Just over a month ago, several senators who voted to support President Obama’s nuclear treaty with Iran vowed to be vigilant in ensuring that the Ayatollahs lived up to their end of the deal. Before the ink was dry, Iran stonewalled nuclear inspectors and reneged on a key element of the agreement: a full and accurate accounting of past nuclear efforts.
Operating within the framework of the president’s Iran nuclear deal, the United Nations International Atomic Energy Agency (IAEA) recently completed its “final assessment” of past Iranian nuclear initiatives. Unsurprisingly, the IAEA reported not just a lack of candor or cooperation from the Iranians, but outright deception.
The IAEA dismissed the information Iran provided to inspectors as “implausible.”
Access to accurate, complete information—what Mr. Obama referred to as “unprecedented verification”—was supposed to be the “baseline” against which Iran’s future activities would be measured. Any calculation of Iran’s breakout time to build a nuclear weapon would be calculated from where it was starting. Unfortunately, we have no accurate baseline from which to gauge future developments.
However desperate the administration is for a foreign policy “success,” this is no time to encourage further misbehavior.
Compliance with IAEA inspections was also the basis upon which the United States would release frozen Iranian funds.

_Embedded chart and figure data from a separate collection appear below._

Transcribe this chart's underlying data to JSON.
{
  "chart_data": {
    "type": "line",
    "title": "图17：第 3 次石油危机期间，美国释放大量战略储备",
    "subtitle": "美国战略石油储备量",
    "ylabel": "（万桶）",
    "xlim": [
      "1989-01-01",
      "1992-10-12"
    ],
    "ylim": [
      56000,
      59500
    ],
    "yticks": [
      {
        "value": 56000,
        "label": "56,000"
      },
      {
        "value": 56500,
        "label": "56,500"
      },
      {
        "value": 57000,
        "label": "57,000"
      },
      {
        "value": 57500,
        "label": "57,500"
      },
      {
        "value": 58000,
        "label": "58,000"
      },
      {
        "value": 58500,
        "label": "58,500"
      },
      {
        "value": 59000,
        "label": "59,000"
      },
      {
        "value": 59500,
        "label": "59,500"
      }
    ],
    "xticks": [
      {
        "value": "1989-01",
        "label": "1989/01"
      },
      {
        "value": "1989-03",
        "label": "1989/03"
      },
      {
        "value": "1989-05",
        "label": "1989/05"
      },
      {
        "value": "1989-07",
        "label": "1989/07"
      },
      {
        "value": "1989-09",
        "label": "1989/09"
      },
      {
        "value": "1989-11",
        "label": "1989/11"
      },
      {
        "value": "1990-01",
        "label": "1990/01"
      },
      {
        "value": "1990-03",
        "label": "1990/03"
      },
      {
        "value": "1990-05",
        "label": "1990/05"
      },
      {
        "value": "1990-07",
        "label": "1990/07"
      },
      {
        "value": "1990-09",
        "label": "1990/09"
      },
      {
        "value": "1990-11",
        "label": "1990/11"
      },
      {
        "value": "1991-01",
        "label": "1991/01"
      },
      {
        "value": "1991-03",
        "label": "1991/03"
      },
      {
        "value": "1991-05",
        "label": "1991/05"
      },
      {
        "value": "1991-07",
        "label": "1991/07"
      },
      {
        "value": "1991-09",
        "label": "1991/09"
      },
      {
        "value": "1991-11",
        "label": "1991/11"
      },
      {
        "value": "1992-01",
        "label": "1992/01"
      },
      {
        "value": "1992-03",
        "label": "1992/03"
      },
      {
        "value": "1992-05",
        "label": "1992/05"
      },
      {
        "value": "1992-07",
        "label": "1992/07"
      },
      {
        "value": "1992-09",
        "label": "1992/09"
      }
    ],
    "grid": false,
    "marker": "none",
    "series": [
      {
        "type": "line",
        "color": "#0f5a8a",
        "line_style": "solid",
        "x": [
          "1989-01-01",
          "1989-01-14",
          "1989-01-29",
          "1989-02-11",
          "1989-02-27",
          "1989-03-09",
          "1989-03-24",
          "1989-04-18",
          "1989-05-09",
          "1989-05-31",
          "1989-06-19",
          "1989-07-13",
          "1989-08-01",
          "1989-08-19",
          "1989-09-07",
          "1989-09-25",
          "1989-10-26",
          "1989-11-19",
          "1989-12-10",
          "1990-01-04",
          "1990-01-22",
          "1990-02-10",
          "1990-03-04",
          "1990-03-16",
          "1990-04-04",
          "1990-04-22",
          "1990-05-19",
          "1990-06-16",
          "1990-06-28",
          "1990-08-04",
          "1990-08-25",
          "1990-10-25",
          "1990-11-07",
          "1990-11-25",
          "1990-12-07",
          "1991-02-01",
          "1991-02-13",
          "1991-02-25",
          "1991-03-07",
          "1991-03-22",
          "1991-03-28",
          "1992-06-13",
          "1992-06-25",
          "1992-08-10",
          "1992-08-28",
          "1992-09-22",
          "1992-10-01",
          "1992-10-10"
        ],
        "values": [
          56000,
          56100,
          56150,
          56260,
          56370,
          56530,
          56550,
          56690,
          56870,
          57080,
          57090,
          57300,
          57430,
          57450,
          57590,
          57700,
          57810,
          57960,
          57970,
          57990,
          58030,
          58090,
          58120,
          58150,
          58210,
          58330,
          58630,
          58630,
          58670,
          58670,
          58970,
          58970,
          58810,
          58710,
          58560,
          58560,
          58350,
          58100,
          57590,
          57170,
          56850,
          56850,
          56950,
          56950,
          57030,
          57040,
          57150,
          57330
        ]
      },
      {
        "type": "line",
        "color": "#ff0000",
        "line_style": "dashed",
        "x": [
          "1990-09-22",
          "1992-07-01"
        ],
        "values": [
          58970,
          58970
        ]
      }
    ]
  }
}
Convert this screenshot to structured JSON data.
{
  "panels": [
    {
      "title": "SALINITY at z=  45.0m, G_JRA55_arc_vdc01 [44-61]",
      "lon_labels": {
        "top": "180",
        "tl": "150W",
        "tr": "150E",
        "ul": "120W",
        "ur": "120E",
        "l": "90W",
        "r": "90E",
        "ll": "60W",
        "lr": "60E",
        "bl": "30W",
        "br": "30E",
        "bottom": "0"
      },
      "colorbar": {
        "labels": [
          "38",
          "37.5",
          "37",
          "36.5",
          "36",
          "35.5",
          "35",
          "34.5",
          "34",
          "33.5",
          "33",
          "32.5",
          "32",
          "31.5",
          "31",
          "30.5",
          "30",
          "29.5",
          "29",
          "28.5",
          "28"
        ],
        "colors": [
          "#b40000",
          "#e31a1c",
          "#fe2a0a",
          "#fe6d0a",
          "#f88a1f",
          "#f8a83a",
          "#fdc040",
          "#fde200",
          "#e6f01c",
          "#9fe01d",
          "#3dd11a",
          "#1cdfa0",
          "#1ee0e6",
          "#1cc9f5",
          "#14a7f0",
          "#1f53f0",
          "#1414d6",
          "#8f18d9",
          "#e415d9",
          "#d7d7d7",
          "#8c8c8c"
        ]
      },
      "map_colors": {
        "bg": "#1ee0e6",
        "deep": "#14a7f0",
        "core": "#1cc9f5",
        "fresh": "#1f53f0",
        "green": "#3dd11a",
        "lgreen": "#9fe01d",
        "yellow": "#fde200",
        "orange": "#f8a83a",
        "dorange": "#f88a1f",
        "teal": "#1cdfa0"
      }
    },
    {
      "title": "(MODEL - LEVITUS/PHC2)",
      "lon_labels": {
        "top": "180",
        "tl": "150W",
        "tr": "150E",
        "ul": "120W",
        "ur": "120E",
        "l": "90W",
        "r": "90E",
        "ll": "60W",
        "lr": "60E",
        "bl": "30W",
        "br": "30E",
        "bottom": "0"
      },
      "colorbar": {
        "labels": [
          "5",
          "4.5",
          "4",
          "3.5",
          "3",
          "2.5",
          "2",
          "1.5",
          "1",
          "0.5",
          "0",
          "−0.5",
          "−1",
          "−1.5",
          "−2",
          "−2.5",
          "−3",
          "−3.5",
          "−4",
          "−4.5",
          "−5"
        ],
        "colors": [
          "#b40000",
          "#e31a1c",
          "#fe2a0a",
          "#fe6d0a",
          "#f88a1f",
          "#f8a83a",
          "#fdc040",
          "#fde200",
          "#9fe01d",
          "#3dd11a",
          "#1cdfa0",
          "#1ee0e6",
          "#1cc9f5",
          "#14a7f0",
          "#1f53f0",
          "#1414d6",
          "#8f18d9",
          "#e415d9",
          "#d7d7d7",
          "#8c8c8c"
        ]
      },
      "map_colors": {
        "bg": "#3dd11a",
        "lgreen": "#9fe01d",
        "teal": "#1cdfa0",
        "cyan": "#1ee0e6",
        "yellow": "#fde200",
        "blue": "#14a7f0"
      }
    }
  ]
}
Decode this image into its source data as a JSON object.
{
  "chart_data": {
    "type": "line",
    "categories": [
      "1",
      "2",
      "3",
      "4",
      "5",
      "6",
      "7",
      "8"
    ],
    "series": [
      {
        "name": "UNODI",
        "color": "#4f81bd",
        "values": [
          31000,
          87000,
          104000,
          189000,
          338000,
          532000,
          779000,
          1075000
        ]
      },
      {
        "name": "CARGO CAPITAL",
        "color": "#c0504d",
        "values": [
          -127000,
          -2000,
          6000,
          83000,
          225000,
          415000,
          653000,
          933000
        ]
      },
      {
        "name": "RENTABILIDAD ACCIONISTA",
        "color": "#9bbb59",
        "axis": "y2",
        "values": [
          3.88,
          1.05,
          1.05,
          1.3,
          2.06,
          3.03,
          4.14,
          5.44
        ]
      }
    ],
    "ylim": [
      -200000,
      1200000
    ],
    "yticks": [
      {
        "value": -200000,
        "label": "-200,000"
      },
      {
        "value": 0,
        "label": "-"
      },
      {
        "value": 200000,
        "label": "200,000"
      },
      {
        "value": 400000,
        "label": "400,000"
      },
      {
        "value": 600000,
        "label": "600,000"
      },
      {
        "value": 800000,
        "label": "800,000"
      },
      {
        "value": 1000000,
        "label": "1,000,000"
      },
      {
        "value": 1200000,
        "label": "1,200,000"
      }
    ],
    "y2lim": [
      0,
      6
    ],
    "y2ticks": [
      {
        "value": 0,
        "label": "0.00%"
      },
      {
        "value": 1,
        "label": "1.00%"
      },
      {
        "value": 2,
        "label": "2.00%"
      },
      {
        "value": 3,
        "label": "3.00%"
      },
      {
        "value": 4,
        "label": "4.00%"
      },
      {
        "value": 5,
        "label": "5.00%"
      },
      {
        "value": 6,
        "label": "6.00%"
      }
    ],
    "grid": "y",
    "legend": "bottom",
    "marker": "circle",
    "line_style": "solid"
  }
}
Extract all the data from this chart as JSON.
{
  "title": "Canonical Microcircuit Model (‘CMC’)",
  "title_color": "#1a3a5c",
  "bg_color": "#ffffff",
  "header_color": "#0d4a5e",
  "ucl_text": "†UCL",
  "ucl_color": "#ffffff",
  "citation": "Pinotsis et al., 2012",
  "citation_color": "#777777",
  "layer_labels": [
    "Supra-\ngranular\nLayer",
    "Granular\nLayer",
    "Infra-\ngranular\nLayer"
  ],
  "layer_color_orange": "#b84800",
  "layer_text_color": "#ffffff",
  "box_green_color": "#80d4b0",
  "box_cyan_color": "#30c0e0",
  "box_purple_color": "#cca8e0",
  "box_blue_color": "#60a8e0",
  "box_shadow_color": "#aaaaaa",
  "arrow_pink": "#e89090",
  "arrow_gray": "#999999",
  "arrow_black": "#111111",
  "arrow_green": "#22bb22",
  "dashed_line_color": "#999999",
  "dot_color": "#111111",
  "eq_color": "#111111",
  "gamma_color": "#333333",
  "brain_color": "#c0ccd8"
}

Yet in its first test of compliance with the non-treaty’s obligations, Iran has breached it completely.
When they announced their support for an admittedly flawed deal, two New York-area senators said they were confident sanctions could be re-imposed if Iran violated the terms of the agreement.
We should be “imposing clear consequences for incremental violations,” said Senator Cory Booker. “There can be no room for interpretation when it comes to holding Iran accountable for even the smallest violations. The U.S. must make consequences for Iranian transgressions clear and measurable in public statements of policy, and pursue those consequences relentlessly when warranted.”
Similarly, New York’s junior senator, Kristen Gillibrand, explained her vote in support of the “imperfect” Iran deal by stating, “this deal will provide international nuclear inspectors with access that they otherwise would not have had — and never will have if we reject this agreement.”
Equally disturbing, the administration now appears never to have meant what it said about verification—the very basis upon which many wavering lawmakers based their yes votes. In fact, admitted one senior official to The Wall Street Journal, “We had not expected a full confession, nor did we need one.”
This is absolutely unacceptable behavior—by the Iranians and by our own State Department. However desperate the administration might be to point to a foreign policy “success,” this is no time to encourage further misbehavior with unfrozen funds.
Iran has dramatically failed it first test of compliance with the deal. It is now time for Senators Booker and Gillibrand—and other responsible senators—to stop the release of frozen funds to the Iranians.